O propósito deste texto é levantar de novo a discussão em torno do planeamento e carregar baterias de modo a que exista evolução.
Existe o treino tradicional, analítico; existe o treino integrado, que é o treino com bola, não muito diferente do anterior, e existe a Periodização Táctica com o qual me identifico mais.
As primeiras metodologias, sobre o paradigma de Descartes, dividem o pensamento e o ser, a alma e o corpo, e vêem o homem como uma máquina. É também baseado nesta influência cartesiana que nasce a Educação Física.
O paradigma da complexidade surge com Kant, que assume o Homem como um todo, surgindo a Ciência da Motricidade Humana por Manuel Sérgio, defendida entre outros por António Damásio, brilhante neurocirurgião, que publicou “O erro de Descarte” e aplicada, brilhantemente, pelo treinador Mourinho. É nesta vaga metodológica que se aplica a Periodização Táctica.
Esta "consiste em distribuir no tempo a aquisição de comportamentos tácticos (princípios e sub-princípios) inerentes a uma forma de jogar (específica), com o subjacente arrastamento da dimensão técnica, física e mental. Sobrepõe o colectivo ao individual." (Vítor Frade, 2003). É a operacionalização de um jogar através do desenvolvimento contínuo do Modelo de Jogo.
Eu, na realidade, não sei como preparar uma equipa meramente no seu aspecto físico, descontextualizada dos conceitos de totalidade, complexidade, especificidade e intencionalidade, integrados na metodologia da Periodização Táctica. Mais do que partir o todo (treino físico, técnico, táctico ou psicológico), é assumir que o todo é mais do que a soma das partes.

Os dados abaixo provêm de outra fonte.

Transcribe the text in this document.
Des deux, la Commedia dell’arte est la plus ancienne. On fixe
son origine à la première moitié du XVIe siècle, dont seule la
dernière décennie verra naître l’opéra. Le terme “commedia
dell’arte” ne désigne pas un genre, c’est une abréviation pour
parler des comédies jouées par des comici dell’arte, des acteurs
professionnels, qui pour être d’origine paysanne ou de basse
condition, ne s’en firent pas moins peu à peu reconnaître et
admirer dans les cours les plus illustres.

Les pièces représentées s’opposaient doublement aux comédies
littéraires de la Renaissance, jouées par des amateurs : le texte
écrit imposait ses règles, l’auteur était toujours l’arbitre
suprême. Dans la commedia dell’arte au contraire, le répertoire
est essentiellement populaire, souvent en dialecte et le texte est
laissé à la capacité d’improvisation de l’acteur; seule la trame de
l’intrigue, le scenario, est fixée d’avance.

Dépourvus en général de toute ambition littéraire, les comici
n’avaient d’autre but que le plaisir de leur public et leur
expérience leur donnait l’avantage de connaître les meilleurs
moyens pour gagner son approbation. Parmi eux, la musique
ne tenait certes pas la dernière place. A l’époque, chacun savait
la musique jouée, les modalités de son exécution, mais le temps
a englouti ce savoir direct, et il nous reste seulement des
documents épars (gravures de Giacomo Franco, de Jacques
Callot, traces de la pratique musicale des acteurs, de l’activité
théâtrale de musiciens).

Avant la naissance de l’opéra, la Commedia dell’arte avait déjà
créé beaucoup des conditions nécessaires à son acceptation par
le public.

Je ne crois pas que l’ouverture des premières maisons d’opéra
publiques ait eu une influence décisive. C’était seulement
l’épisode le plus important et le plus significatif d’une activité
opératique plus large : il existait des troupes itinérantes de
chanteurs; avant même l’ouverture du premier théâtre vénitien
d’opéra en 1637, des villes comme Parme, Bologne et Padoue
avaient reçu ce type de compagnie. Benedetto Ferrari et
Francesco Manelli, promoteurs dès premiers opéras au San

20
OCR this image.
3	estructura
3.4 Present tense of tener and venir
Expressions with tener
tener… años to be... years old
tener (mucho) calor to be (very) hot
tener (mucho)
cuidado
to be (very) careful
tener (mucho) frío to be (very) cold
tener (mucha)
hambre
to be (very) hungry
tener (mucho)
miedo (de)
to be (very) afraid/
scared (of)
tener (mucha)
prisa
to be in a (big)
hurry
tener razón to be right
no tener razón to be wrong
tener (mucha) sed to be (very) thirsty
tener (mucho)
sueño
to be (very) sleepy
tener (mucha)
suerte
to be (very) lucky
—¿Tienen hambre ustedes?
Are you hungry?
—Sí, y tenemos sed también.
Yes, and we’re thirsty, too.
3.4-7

Sem dúvida, a meu ver, o mais importante é o Modelo de Jogo. Um conjunto de princípios e sub-princípios organizativos das fases de jogo, que dêem organização e direccionalidade à equipa. O objectivo é criar uma forma de jogar desde o primeiro dia de treino.
Se tivermos de ensinar um cozinheiro a cozinhar, a primeira coisa a fazer é colocá-lo a correr à volta do fogão para que fique em forma? Penso que não. Não será crucial familiarizá-lo com os alimentos e condimentos e da forma como interagem?
O futebol é táctica, vive cada vez mais de estratégias. A função de um jogador depende claramente das referências colectivas, referências essas que são determinadas pelo treinador no seu modelo de jogo, que vai condicionar claramente o seu treino. Os seus exercícios e intervenções no treino devem ter como objectivo seguir o modelo que serve como referência.
A criação de um modelo é determinada por factores fundamentais, como o próprio clube, os seus objectivos e especialmente as características dos jogadores.
A juntar a esta metodologia, devemos organizar o treino interagindo no microciclo semanal, os princípios da alternância horizontal, da progressão complexa e das propensões.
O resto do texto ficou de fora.